Putting the onus on the chapter to decide how exactly it treats legacies gives the chapter members the privilege of final membership selection. But when a chapter’s final membership selection includes releasing a legacy, sometimes these policies can be difficult for mothers and their legacies to understand and accept.
Playing the Numbers Game
The most concrete reason why a legacy gets released from a Tri Delta chapter is simple math. In the early years of the Fraternity, most daughters and sisters of initiated members were pledged automatically. However, as Tri Delta began to grow and more and more legacies went through recruitment (or rush, as it was then known), it became clear that it was impossible to pledge and initiate every legacy.
Today, Tri Delta has been in existence for more than 125 years. When our Founders graduated from Boston University in 1889, they were the only four alumnae members. As the Fraternity began to expand to other college campuses and pledge new members, more women graduated and became alumnae. By 1906, there were 378 dues-paying alumnae who belonged to 18 newly formed alumnae alliances.
As of spring 2014, Tri Delta has 197,575 current active alumnae members (7,725 of those pay alumnae chapter dues). If you consider how many of those alumnae members have daughters who will go through recruitment (some have more than one), you can see the problem with pledging every legacy. Depending on the size of the school and the number of Greek organizations on campus, a chapter could potentially have as many legacies going through formal recruitment as the number of new members it can extend bids to.
Sometimes chapters have to release legacies, and this will continue to happen as Tri Delta continues to grow.
Finding the Right Fit
Numbers alone are not the only reason why a legacy might not end up finding a home with Tri Delta. Even if a chapter does have room to extend bids to all legacies, it’s not always in its best interest to do so. Chapters strive to recruit a wide variety of well-rounded women who can each bring their own unique talents to the chapter.

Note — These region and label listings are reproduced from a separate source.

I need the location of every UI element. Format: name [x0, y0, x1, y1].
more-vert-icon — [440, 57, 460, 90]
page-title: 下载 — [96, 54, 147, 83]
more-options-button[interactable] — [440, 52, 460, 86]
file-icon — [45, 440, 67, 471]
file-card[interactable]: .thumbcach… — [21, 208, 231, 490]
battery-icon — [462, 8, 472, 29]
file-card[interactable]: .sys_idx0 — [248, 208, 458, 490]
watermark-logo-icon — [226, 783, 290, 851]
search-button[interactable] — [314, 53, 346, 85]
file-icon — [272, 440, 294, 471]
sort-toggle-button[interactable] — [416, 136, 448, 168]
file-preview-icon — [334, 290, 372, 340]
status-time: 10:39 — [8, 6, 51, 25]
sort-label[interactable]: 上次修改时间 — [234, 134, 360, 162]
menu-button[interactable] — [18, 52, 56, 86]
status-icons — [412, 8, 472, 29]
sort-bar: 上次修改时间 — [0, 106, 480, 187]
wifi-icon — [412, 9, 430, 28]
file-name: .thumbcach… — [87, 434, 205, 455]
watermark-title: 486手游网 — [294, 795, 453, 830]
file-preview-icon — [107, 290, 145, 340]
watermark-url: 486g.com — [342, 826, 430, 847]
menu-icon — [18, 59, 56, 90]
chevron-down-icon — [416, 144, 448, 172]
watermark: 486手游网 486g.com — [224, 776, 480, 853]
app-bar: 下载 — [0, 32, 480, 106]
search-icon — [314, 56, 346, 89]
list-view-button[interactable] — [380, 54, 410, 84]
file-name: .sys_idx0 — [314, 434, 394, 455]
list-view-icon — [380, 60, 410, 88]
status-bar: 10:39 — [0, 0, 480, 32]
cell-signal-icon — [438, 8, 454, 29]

“Tri Delta’s recruitment philosophy is still faithful to Sarah Ida Shaw’s founding principle of being kind alike to all and thinking more of a girl’s inner self and character than of her personal appearance or circumstances,” says Ashley. “That includes whether or not she’s a legacy.”
The unfortunate truth is that sometimes a legacy is released because she isn’t a good fit for a particular Tri Delta chapter. But that also doesn’t mean she wouldn’t have found a great home in Tri Delta on a different campus. Just as every college campus has its own distinct culture, the collegiate chapters of Tri Delta vary widely across North America. Even a mother who had a positive experience in her chapter at one school decades ago may not recognize the Tri Deltas on her daughter’s campus.

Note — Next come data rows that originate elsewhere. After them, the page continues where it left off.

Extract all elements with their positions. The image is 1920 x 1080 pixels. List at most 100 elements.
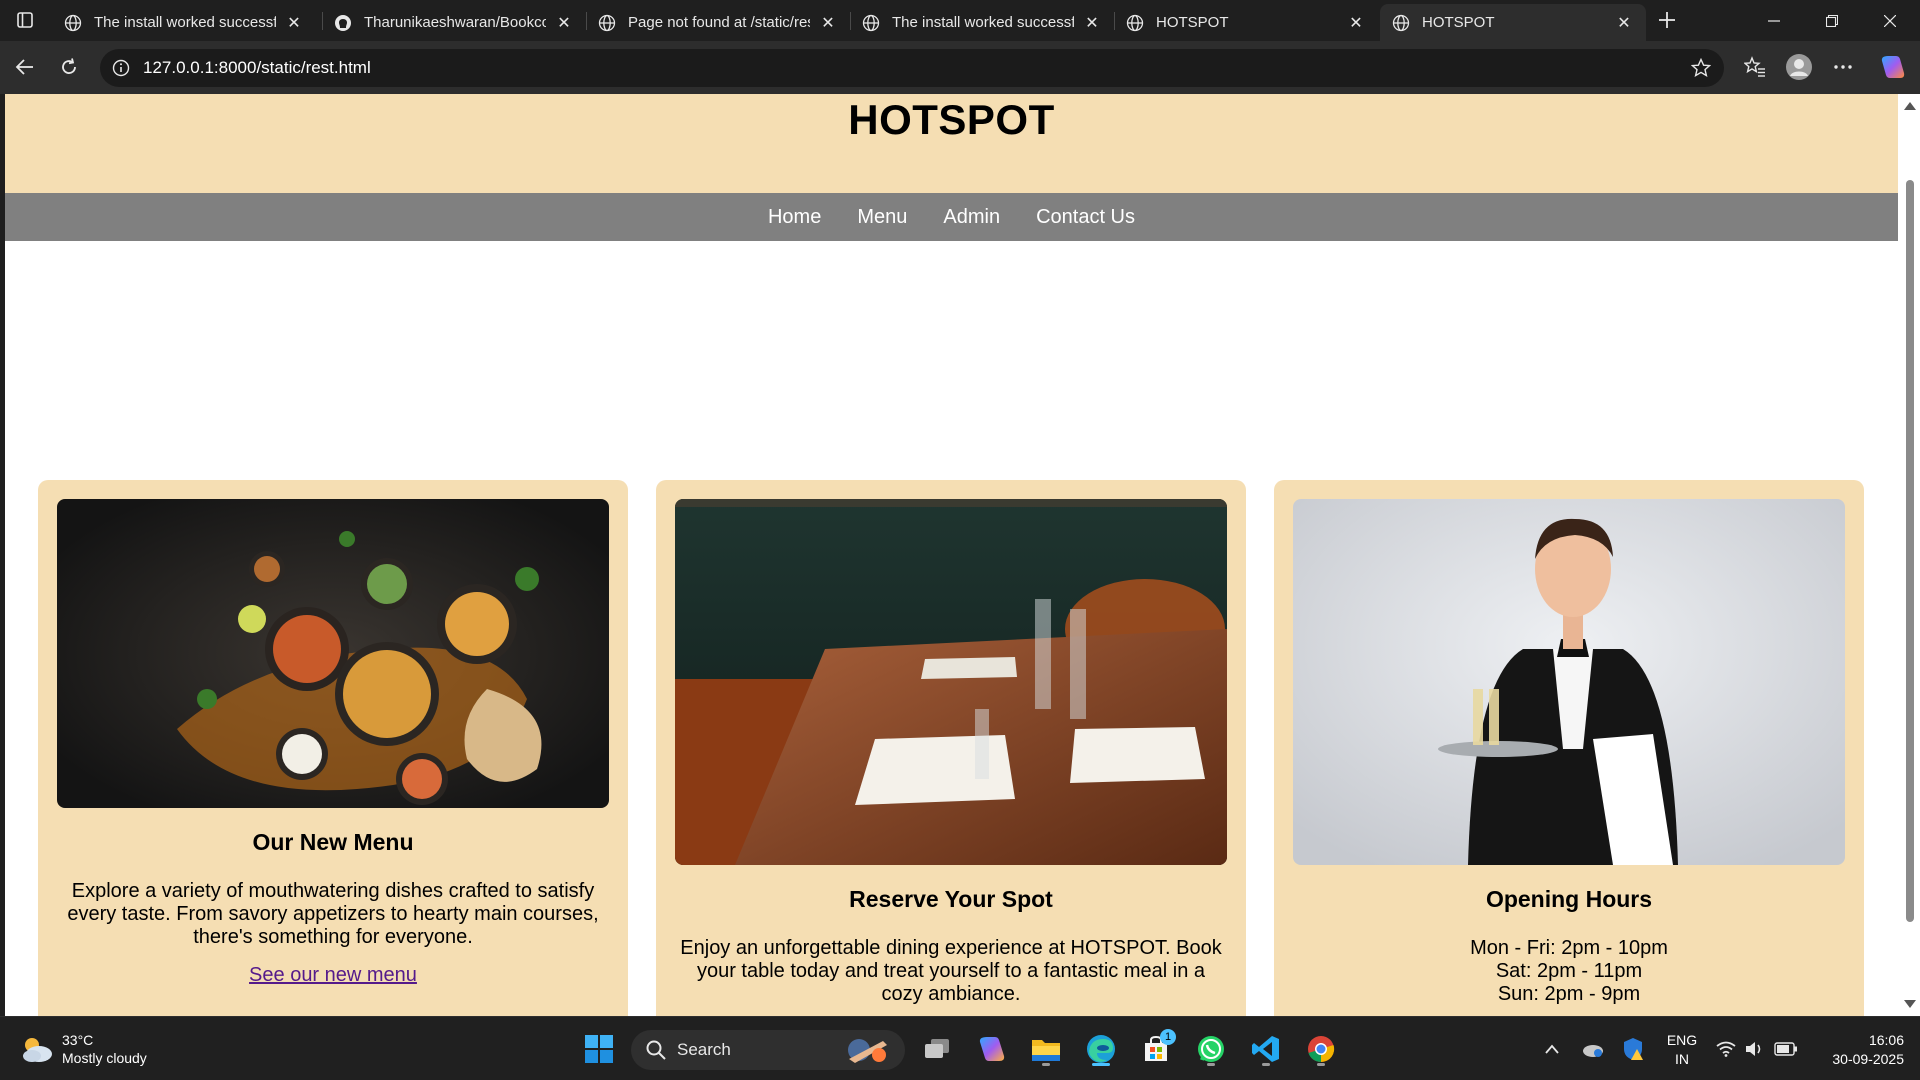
copilot-icon <box>1881 56 1905 78</box>
favorites-button[interactable] <box>1738 50 1772 84</box>
nav-link-menu[interactable]: Menu <box>857 206 907 229</box>
globe-icon <box>1126 14 1144 32</box>
taskbar-store[interactable]: 1 <box>1136 1029 1176 1069</box>
tab-3[interactable]: Page not found at /static/res ✕ <box>586 4 850 41</box>
page-viewport: HOTSPOT Home Menu Admin Contact Us Our N… <box>5 94 1898 1016</box>
running-indicator-active <box>1092 1063 1110 1066</box>
close-window-button[interactable] <box>1861 0 1919 41</box>
weather-widget[interactable]: 33°C Mostly cloudy <box>20 1031 147 1067</box>
language-region: IN <box>1675 1051 1689 1067</box>
tab-actions-button[interactable] <box>10 6 40 34</box>
tab-5[interactable]: HOTSPOT ✕ <box>1114 4 1378 41</box>
taskbar-vscode[interactable] <box>1246 1029 1286 1069</box>
nav-link-home[interactable]: Home <box>768 206 821 229</box>
opening-hours-card: Opening Hours Mon - Fri: 2pm - 10pm Sat:… <box>1274 480 1864 1016</box>
close-icon[interactable]: ✕ <box>1346 13 1366 33</box>
running-indicator <box>1317 1063 1325 1066</box>
close-icon <box>1884 14 1896 27</box>
tab-6-active[interactable]: HOTSPOT ✕ <box>1380 4 1646 41</box>
close-icon[interactable]: ✕ <box>818 13 838 33</box>
onedrive-tray[interactable] <box>1580 1029 1606 1069</box>
tab-title: The install worked successfu <box>94 14 276 31</box>
address-bar[interactable]: 127.0.0.1:8000/static/rest.html <box>100 49 1724 87</box>
cloud-icon <box>1583 1045 1603 1057</box>
windows-taskbar: 33°C Mostly cloudy Search 1 ENG IN 16:06… <box>0 1016 1920 1080</box>
reload-icon <box>62 58 76 74</box>
tab-2[interactable]: Tharunikaeshwaran/Bookcov ✕ <box>322 4 586 41</box>
chrome-icon <box>1308 1036 1335 1063</box>
new-tab-button[interactable] <box>1652 6 1682 34</box>
wifi-icon <box>1716 1041 1736 1057</box>
card-description: Explore a variety of mouthwatering dishe… <box>67 880 599 948</box>
copilot-button[interactable] <box>1876 50 1910 84</box>
restore-icon <box>1826 14 1838 27</box>
taskbar-whatsapp[interactable] <box>1191 1029 1231 1069</box>
nav-link-contact-us[interactable]: Contact Us <box>1036 206 1135 229</box>
github-icon <box>334 14 352 32</box>
favorite-star-icon[interactable] <box>1690 57 1712 79</box>
hours-saturday: Sat: 2pm - 11pm <box>1495 960 1643 982</box>
volume-tray[interactable] <box>1743 1029 1767 1069</box>
taskbar-copilot[interactable] <box>972 1029 1012 1069</box>
copilot-icon <box>979 1037 1005 1061</box>
reload-button[interactable] <box>52 50 86 84</box>
start-button[interactable] <box>579 1029 619 1069</box>
page-scrollbar[interactable] <box>1898 94 1920 1016</box>
running-indicator <box>1042 1063 1050 1066</box>
tab-title: HOTSPOT <box>1156 14 1229 31</box>
minimize-icon <box>1768 19 1780 22</box>
wifi-tray[interactable] <box>1714 1029 1738 1069</box>
tab-4[interactable]: The install worked successfu ✕ <box>850 4 1114 41</box>
scrollbar-thumb[interactable] <box>1906 180 1914 922</box>
card-heading: Opening Hours <box>1485 886 1653 912</box>
reservation-card: Reserve Your Spot Enjoy an unforgettable… <box>656 480 1246 1016</box>
close-icon[interactable]: ✕ <box>554 13 574 33</box>
browser-toolbar: 127.0.0.1:8000/static/rest.html <box>0 41 1920 94</box>
tab-title: Page not found at /static/res <box>628 14 810 31</box>
taskbar-file-explorer[interactable] <box>1026 1029 1066 1069</box>
taskbar-task-view[interactable] <box>917 1029 957 1069</box>
clock-date: 30-09-2025 <box>1832 1051 1904 1067</box>
language-indicator[interactable]: ENG IN <box>1662 1031 1702 1069</box>
scroll-up-arrow-icon[interactable] <box>1904 102 1916 110</box>
close-icon[interactable]: ✕ <box>1082 13 1102 33</box>
profile-button[interactable] <box>1782 50 1816 84</box>
show-hidden-icons-button[interactable] <box>1540 1029 1564 1069</box>
close-icon[interactable]: ✕ <box>284 13 304 33</box>
weather-temperature: 33°C <box>62 1032 94 1048</box>
store-notification-badge: 1 <box>1160 1029 1176 1045</box>
profile-avatar-icon <box>1786 54 1812 80</box>
taskbar-chrome[interactable] <box>1301 1029 1341 1069</box>
chevron-up-icon <box>1545 1044 1559 1054</box>
see-menu-link[interactable]: See our new menu <box>38 964 628 987</box>
folder-icon <box>1032 1040 1060 1061</box>
taskbar-edge[interactable] <box>1081 1029 1121 1069</box>
security-tray[interactable] <box>1620 1029 1646 1069</box>
clock[interactable]: 16:06 30-09-2025 <box>1808 1031 1904 1069</box>
minimize-button[interactable] <box>1745 0 1803 41</box>
windows-logo-icon <box>585 1035 613 1063</box>
search-icon <box>646 1040 666 1060</box>
running-indicator <box>1207 1063 1215 1066</box>
restore-button[interactable] <box>1803 0 1861 41</box>
food-dishes-image <box>57 499 609 808</box>
nav-link-admin[interactable]: Admin <box>943 206 1000 229</box>
favorites-list-icon <box>1744 56 1765 77</box>
close-icon[interactable]: ✕ <box>1614 13 1634 33</box>
site-info-icon[interactable] <box>110 57 132 79</box>
battery-tray[interactable] <box>1772 1029 1800 1069</box>
taskbar-search-box[interactable]: Search <box>631 1030 905 1070</box>
card-heading: Reserve Your Spot <box>849 886 1053 912</box>
more-options-button[interactable] <box>1826 50 1860 84</box>
back-button[interactable] <box>8 50 42 84</box>
shield-warning-icon <box>1624 1038 1643 1060</box>
opening-hours-list: Mon - Fri: 2pm - 10pm Sat: 2pm - 11pm Su… <box>1294 937 1844 1006</box>
speaker-icon <box>1746 1042 1761 1056</box>
tab-1[interactable]: The install worked successfu ✕ <box>52 4 316 41</box>
globe-icon <box>862 14 880 32</box>
search-label: Search <box>677 1040 731 1059</box>
url-text[interactable]: 127.0.0.1:8000/static/rest.html <box>143 58 371 78</box>
vscode-icon <box>1252 1036 1279 1062</box>
cloudy-weather-icon <box>23 1038 52 1062</box>
scroll-down-arrow-icon[interactable] <box>1904 1000 1916 1008</box>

Sometimes there just isn’t a good connection there between the legacy and the chapter — and that can go both ways. A Tri Delta legacy may not like the Tri Delta chapter on her campus, or she may walk into another house and feel immediately at home there. Sometimes the legacy is the one who drops Tri Delta or preferences another chapter over Tri Delta.

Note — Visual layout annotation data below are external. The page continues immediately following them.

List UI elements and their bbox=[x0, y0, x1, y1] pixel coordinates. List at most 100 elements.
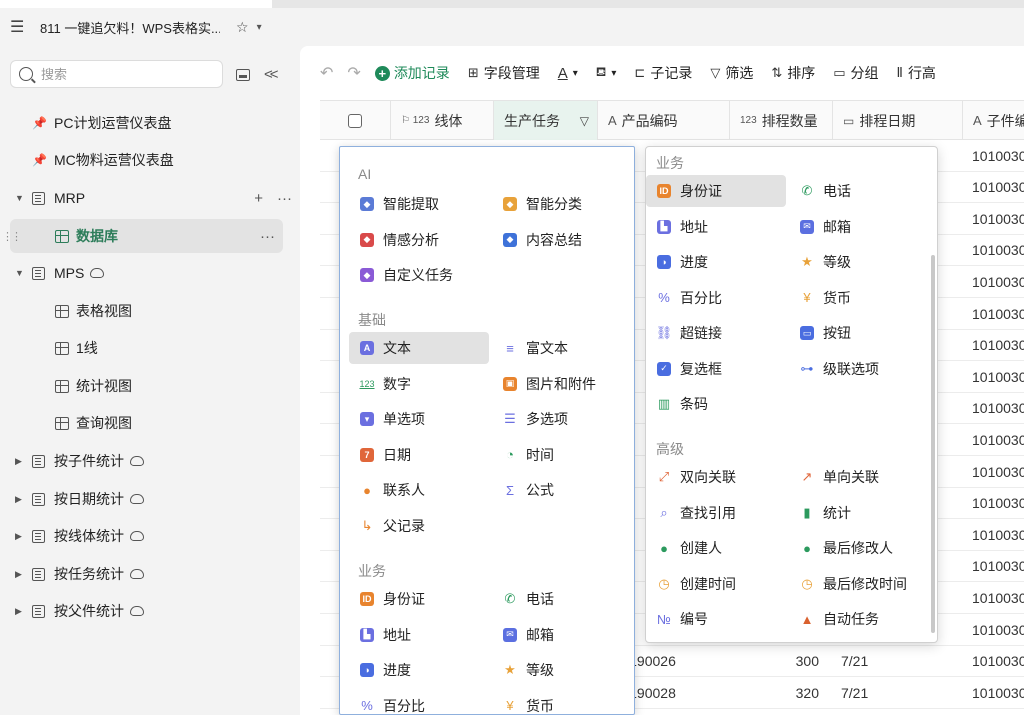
expanded-arrow-icon[interactable]: ▼ bbox=[15, 193, 24, 203]
table-cell-child[interactable]: 1010030 bbox=[963, 646, 1024, 677]
menu-item-auto-task[interactable]: ▲ 自动任务 bbox=[789, 603, 929, 635]
menu-item-text[interactable]: A 文本 bbox=[349, 332, 489, 364]
menu-item-modifier[interactable]: ● 最后修改人 bbox=[789, 532, 929, 564]
more-icon[interactable]: ··· bbox=[260, 228, 275, 245]
menu-item-date[interactable]: 7 日期 bbox=[349, 439, 489, 471]
group-button[interactable]: ▭ 分组 bbox=[833, 63, 878, 83]
sidebar-item-mps[interactable]: ▼ MPS bbox=[0, 256, 300, 290]
table-cell-child[interactable]: 1010030 bbox=[963, 140, 1024, 171]
sidebar-item-mc-dashboard[interactable]: 📌 MC物料运营仪表盘 bbox=[0, 143, 300, 177]
collapsed-arrow-icon[interactable]: ▶ bbox=[15, 456, 22, 467]
menu-item-image[interactable]: ▣ 图片和附件 bbox=[492, 368, 632, 400]
menu-item-sentiment[interactable]: ◆ 情感分析 bbox=[349, 224, 489, 256]
document-title[interactable]: 811 一键追欠料！WPS表格实... bbox=[40, 18, 220, 37]
table-cell-child[interactable]: 1010030 bbox=[963, 172, 1024, 203]
menu-item-barcode[interactable]: ▥ 条码 bbox=[646, 388, 786, 420]
menu-item-extract[interactable]: ◆ 智能提取 bbox=[349, 188, 489, 220]
menu-item-id-card[interactable]: ID 身份证 bbox=[646, 175, 786, 207]
menu-item-sparkle[interactable]: ◆ 自定义任务 bbox=[349, 259, 489, 291]
collapsed-arrow-icon[interactable]: ▶ bbox=[15, 569, 22, 580]
table-cell-qty[interactable]: 320 bbox=[730, 677, 833, 708]
search-input[interactable] bbox=[41, 66, 201, 82]
menu-item-one-way-link[interactable]: ↗ 单向关联 bbox=[789, 461, 929, 493]
table-cell-child[interactable]: 1010030 bbox=[963, 519, 1024, 550]
sort-button[interactable]: ⇅ 排序 bbox=[771, 63, 815, 83]
sidebar-item-table-view[interactable]: 表格视图 bbox=[0, 294, 300, 328]
table-cell-date[interactable]: 7/21 bbox=[833, 646, 963, 677]
add-record-button[interactable]: + 添加记录 bbox=[374, 63, 450, 83]
table-cell-child[interactable]: 1010030 bbox=[963, 488, 1024, 519]
sidebar-item-by-parent[interactable]: ▶ 按父件统计 bbox=[0, 594, 300, 628]
menu-item-parent-record[interactable]: ↳ 父记录 bbox=[349, 510, 489, 542]
table-cell-child[interactable]: 1010030 bbox=[963, 235, 1024, 266]
sidebar-item-by-line[interactable]: ▶ 按线体统计 bbox=[0, 519, 300, 553]
menu-item-email[interactable]: ✉ 邮箱 bbox=[789, 211, 929, 243]
table-cell-child[interactable]: 1010030 bbox=[963, 551, 1024, 582]
menu-item-cascade[interactable]: ⊶ 级联选项 bbox=[789, 353, 929, 385]
menu-item-progress[interactable]: ◑ 进度 bbox=[349, 654, 489, 686]
table-cell-child[interactable]: 1010030 bbox=[963, 424, 1024, 455]
row-height-button[interactable]: Ⅱ 行高 bbox=[897, 63, 936, 83]
star-icon[interactable]: ☆ bbox=[236, 19, 249, 36]
table-cell-date[interactable]: 7/21 bbox=[833, 677, 963, 708]
sidebar-item-query-view[interactable]: 查询视图 bbox=[0, 406, 300, 440]
menu-item-percent[interactable]: % 百分比 bbox=[349, 690, 489, 715]
menu-item-modified-time[interactable]: ◷ 最后修改时间 bbox=[789, 568, 929, 600]
sidebar-item-by-date[interactable]: ▶ 按日期统计 bbox=[0, 482, 300, 516]
sidebar-item-by-child[interactable]: ▶ 按子件统计 bbox=[0, 444, 300, 478]
filter-button[interactable]: ▽ 筛选 bbox=[710, 63, 753, 83]
menu-item-stats[interactable]: ▮ 统计 bbox=[789, 497, 929, 529]
expanded-arrow-icon[interactable]: ▼ bbox=[15, 268, 24, 278]
menu-item-currency[interactable]: ¥ 货币 bbox=[789, 282, 929, 314]
column-header-date[interactable]: ▭ 排程日期 bbox=[833, 101, 963, 140]
scrollbar[interactable] bbox=[931, 255, 935, 633]
menu-item-created-time[interactable]: ◷ 创建时间 bbox=[646, 568, 786, 600]
table-cell-child[interactable]: 1010030 bbox=[963, 582, 1024, 613]
panel-toggle-icon[interactable] bbox=[236, 68, 250, 81]
menu-item-address[interactable]: ▙ 地址 bbox=[349, 619, 489, 651]
column-header-qty[interactable]: 123 排程数量 bbox=[730, 101, 833, 140]
menu-item-contact[interactable]: ● 联系人 bbox=[349, 474, 489, 506]
search-box[interactable] bbox=[10, 60, 223, 88]
select-all-checkbox[interactable] bbox=[348, 113, 362, 128]
fill-color-button[interactable]: ⛾ ▾ bbox=[596, 64, 617, 82]
sidebar-item-by-task[interactable]: ▶ 按任务统计 bbox=[0, 557, 300, 591]
menu-item-number[interactable]: 123 数字 bbox=[349, 368, 489, 400]
menu-item-progress[interactable]: ◑ 进度 bbox=[646, 246, 786, 278]
sidebar-item-database[interactable]: ⋮⋮ 数据库 ··· bbox=[2, 219, 283, 253]
menu-item-creator[interactable]: ● 创建人 bbox=[646, 532, 786, 564]
menu-item-rating[interactable]: ★ 等级 bbox=[492, 654, 632, 686]
sidebar-item-mrp[interactable]: ▼ MRP + ··· bbox=[0, 181, 300, 215]
menu-item-autonumber[interactable]: № 编号 bbox=[646, 603, 786, 635]
menu-item-multi-select[interactable]: ☰ 多选项 bbox=[492, 403, 632, 435]
table-cell-child[interactable]: 1010030 bbox=[963, 203, 1024, 234]
menu-item-percent[interactable]: % 百分比 bbox=[646, 282, 786, 314]
menu-item-button[interactable]: ▭ 按钮 bbox=[789, 317, 929, 349]
menu-item-id-card[interactable]: ID 身份证 bbox=[349, 583, 489, 615]
menu-item-formula[interactable]: Σ 公式 bbox=[492, 474, 632, 506]
collapsed-arrow-icon[interactable]: ▶ bbox=[15, 494, 22, 505]
sidebar-item-line1[interactable]: 1线 bbox=[0, 331, 300, 365]
drag-handle-icon[interactable]: ⋮⋮ bbox=[2, 230, 22, 243]
hamburger-menu-icon[interactable]: ☰ bbox=[10, 17, 28, 37]
collapse-sidebar-icon[interactable]: << bbox=[264, 66, 278, 83]
column-header-task[interactable]: 生产任务 ▽ bbox=[494, 101, 598, 140]
table-cell-child[interactable]: 1010030 bbox=[963, 298, 1024, 329]
menu-item-single-select[interactable]: ▾ 单选项 bbox=[349, 403, 489, 435]
sidebar-item-pc-dashboard[interactable]: 📌 PC计划运营仪表盘 bbox=[0, 106, 300, 140]
sub-record-button[interactable]: ⊏ 子记录 bbox=[634, 63, 692, 83]
field-manage-button[interactable]: ⊞ 字段管理 bbox=[468, 63, 540, 83]
menu-item-two-way-link[interactable]: ⤢ 双向关联 bbox=[646, 461, 786, 493]
menu-item-time[interactable]: ◔ 时间 bbox=[492, 439, 632, 471]
undo-icon[interactable]: ↶ bbox=[320, 63, 333, 83]
add-icon[interactable]: + bbox=[254, 190, 263, 207]
table-cell-child[interactable]: 1010030 bbox=[963, 361, 1024, 392]
column-header-child-code[interactable]: A 子件编码 bbox=[963, 101, 1024, 140]
filter-icon[interactable]: ▽ bbox=[580, 114, 589, 128]
active-tab[interactable] bbox=[0, 0, 272, 8]
table-cell-child[interactable]: 1010030 bbox=[963, 614, 1024, 645]
menu-item-phone[interactable]: ✆ 电话 bbox=[789, 175, 929, 207]
chevron-down-icon[interactable]: ▾ bbox=[257, 22, 262, 33]
redo-icon[interactable]: ↷ bbox=[347, 63, 360, 83]
column-header-product-code[interactable]: A 产品编码 bbox=[598, 101, 730, 140]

When Tri Delta members are pledged and initiated, they make many promises to the Fraternity, and expect much in return. Unfortunately, this commitment to Tri Delta doesn’t guarantee that their daughters, granddaughters, nieces or sisters will one day receive bids too. Sometimes, it does work out that Tri Delta membership is passed on to the next generation. But every legacy’s circumstances are different.
What Tri Delta does guarantee to every one of its members is a lifetime of membership in the company of true friends. And those daughters, granddaughters, nieces and sisters will also find their meaningful friendships and sisterhood, even though it may not be with Tri Delta.